Lüneburg. Diese Geschichte hat eine lange Vorgeschichte. Die Recherche hat den Autor ein Jahr lang immer wieder beschäftigt. Es geht um einen Strahlemann und Stimmungsmacher, der irgendwann sogar TV-Berühmtheit erlangt. Und es geht um viele, die auf diesen Strahlemann hereingefallen sind und wohl viel Geld verloren haben. In diesem Text nennen wir den Mann DJ Tom. Der Name ist erfunden, der Rest soll sich aber so oder ganz ähnlich zugetragen haben.
Als DJ in den großen Lüneburger Locations gehört Tom viele Jahre zu den Besten. Ritterakademie und Vamos sind seine Stamm-Läden. Hier sorgt Tom regelmäßig für volle Dancefloors. Sein guter Ruf macht ihn zum vielgebuchten DJ für Hochzeiten und Privatveranstaltungen. Nebenbei moderiert er ein Online-Videoformat, ist damit quasi Vorreiter heute angesagter Podcasts. Auch beim Stadtmarketing darf Tom eine Zeitlang organisatorisch mitmischen.
Jedoch: Toms Engagements sind nie von Dauer. Das Youtube-Format wird wieder eingestampft, beim Marketing kommt es nach einem Stadtfest zum Megakrach. Stets wird gemunkelt, dass Tom es mit dem Finanziellen nicht so genau genommen haben soll. Von Fehlbeträgen in fünfstelliger Summe ist die Rede.
Parallel tauchen immer wieder enttäuschte Auftraggeber auf. Nicht nur einmal, so heißt es, hat Tom für eine Hochzeit zugesagt, kommt aber nicht. Häufig soll er kurz vor der Veranstaltung eine Vertretung organisiert haben.
DJ-Kollegen warnen sich gegenseitig
Bei Whatsapp gibt es eine Chatgruppe der Lüneburger DJs. Der Redaktion liegen die Sprachnachrichten vor, in denen man sich irgendwann gegenseitig vor DJ Tom warnt. Denn immer wieder tischt der seinen Kollegen abenteuerliche Geschichten auf, damit sie für ihn einspringen. Schwere Krankheiten und sogar den Tod des eigenen Sohnes soll er erfunden haben. Aus Mitleid sagen sie zu – müssen dann aber ihrer Gage hinterherlaufen. Das Honorar soll Tom im Vorfeld von seinen Auftraggebern kassiert haben. Seine oft weitgereisten Vertretungen sollen davon nur einen Bruchteil gesehen haben – wenn überhaupt.

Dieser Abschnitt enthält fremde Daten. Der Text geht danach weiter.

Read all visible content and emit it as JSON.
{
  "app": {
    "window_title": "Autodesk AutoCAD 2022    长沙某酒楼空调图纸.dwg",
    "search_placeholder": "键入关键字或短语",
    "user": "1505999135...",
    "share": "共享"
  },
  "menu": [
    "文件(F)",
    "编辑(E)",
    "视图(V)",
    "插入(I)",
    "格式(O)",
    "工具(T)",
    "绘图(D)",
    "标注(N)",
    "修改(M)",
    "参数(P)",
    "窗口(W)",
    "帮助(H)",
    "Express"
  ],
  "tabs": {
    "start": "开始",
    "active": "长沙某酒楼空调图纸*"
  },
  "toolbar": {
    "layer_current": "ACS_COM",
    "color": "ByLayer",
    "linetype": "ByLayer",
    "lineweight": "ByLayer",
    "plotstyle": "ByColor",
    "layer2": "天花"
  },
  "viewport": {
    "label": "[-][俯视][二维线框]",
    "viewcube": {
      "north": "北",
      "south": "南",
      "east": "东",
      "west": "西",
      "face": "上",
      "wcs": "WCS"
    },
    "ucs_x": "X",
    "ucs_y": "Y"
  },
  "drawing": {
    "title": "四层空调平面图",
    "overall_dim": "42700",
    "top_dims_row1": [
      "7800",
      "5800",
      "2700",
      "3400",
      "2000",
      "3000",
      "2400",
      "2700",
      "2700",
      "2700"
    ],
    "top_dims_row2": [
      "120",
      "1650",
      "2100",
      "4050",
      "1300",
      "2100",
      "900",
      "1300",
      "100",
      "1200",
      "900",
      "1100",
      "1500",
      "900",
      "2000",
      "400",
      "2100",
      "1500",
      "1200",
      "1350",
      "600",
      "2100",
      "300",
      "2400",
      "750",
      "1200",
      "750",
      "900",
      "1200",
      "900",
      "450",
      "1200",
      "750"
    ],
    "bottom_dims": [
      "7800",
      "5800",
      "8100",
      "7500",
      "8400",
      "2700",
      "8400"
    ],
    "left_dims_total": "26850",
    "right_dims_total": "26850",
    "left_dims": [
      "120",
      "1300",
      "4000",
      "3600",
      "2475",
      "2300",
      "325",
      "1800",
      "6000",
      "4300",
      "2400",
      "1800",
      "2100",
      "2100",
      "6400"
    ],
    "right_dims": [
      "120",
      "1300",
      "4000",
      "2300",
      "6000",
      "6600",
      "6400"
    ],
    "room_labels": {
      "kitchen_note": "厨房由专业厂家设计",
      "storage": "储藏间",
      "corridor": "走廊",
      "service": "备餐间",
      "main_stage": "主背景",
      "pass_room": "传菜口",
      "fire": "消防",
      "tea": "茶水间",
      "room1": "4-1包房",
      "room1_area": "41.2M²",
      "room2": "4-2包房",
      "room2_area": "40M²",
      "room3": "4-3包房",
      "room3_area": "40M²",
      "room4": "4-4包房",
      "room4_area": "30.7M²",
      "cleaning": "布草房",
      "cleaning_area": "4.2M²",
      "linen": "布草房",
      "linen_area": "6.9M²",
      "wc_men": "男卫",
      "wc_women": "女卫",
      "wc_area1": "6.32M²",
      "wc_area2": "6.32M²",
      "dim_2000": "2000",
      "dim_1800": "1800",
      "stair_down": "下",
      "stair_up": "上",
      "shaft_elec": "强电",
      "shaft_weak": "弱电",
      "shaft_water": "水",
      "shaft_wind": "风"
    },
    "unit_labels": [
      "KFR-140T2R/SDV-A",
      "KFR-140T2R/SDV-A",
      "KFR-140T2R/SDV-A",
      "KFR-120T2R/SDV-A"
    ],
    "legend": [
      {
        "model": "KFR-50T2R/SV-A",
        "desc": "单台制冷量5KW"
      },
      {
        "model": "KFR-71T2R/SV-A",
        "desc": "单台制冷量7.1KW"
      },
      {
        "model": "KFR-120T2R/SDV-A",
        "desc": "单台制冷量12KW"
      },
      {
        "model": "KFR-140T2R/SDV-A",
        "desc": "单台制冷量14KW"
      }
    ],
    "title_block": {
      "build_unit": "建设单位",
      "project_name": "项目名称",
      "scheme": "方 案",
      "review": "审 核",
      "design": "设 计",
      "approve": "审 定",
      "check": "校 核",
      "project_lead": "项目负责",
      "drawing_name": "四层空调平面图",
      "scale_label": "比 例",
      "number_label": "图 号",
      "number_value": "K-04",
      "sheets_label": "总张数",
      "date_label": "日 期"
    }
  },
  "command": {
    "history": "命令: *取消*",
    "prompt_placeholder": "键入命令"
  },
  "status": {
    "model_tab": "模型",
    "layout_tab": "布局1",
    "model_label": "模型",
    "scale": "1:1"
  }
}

Es gibt noch viele weitere Vorwürfe gegen den DJ: Mal verspricht er einer Arbeitskollegin einen unschlagbar günstigen New-York-Trip, der nie stattfindet. Ein andermal hat er Tickets für den ausgebuchten Partytruck beim Schlagermove – oder er will einem bekannten Lokalpolitiker günstige Unterhaltungselektronik besorgen. Die Vorkasse fließt, Leistungen soll Tom jedoch so gut wie nie geliefert haben. Einige haben ihr Geld wiedergesehen, doch die meisten warten wohl immer noch. Viele Geschädigte schweigen aus Scham.
Liebling bei „Rote Rosen“
Dann der Karrieresprung: Tom wird Schauspieler. Bei „Rote Rosen“ lieben die Fans den vom Komparsen zum Dauer-Darsteller aufgestiegenen Endvierziger. Doch auch hier kommt es zum Bruch: Von nicht abgesprochenen Studio-Führungen oder geplatzten Stadtführungen mit TV-Promis reichen die Geschichten. Zudem taucht der Gerichtsvollzieher immer öfter in den Studios auf.

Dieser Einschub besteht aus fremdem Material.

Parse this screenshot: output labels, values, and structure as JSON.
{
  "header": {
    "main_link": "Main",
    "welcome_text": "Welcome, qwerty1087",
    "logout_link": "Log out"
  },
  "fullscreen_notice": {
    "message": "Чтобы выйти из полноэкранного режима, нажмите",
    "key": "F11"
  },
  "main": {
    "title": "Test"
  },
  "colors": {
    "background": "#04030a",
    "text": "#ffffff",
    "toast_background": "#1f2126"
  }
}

Tom fliegt. „Seine Geschichte ist auserzählt“, verkauft die Produktion sein Serien-Aus. Auf Social Media bricht ein Proteststurm los. Gegenüber den Fans verkauft der Geschasste sein Ausscheiden kryptisch: „Türen schließen sich, Türen öffnen sich. Dinge passieren“, schreibt der DJ dort. „Meine Stimme wird nicht gehört – bin ich zu leise? Laut ist nicht mein Ding. Macher müssen nicht laut sein. Sie müssen nur funktionieren.“
Insolvenz mit langer Gläubigerliste
Was der „Macher“ Tom nicht sagt, erzählt eine Lüneburger Unternehmerin. Auch sie habe dem DJ viel Geld gegeben. 6000 Euro Vorschuss für die Organisation einer Party im Libeskind-Bau. Auch sie hat ihr Geld nicht wiederbekommen. Per Kleinanzeige in der Lünepost sucht sie nach weiteren „Opfern“ des DJs. „Der Rücklauf hat mich überrascht“, erzählt die Betreiberin zweier Innenstadtläden. Sogar aus der Schweiz hätten sich Geschädigte gemeldet: „Ein älteres Ehepaar, das bei ihm ein Rote-Rosen-Wochenende in Lüneburg gebucht hatte. Ein Rundum-sorglos-Paket mit Führung und Übernachtung. Gegen Vorkasse natürlich.“ Als die Schweizer Senioren aber an der Lüneburger Hotelrezeption standen, hätten sie festgestellt, dass für sie gar nichts gebucht worden sei.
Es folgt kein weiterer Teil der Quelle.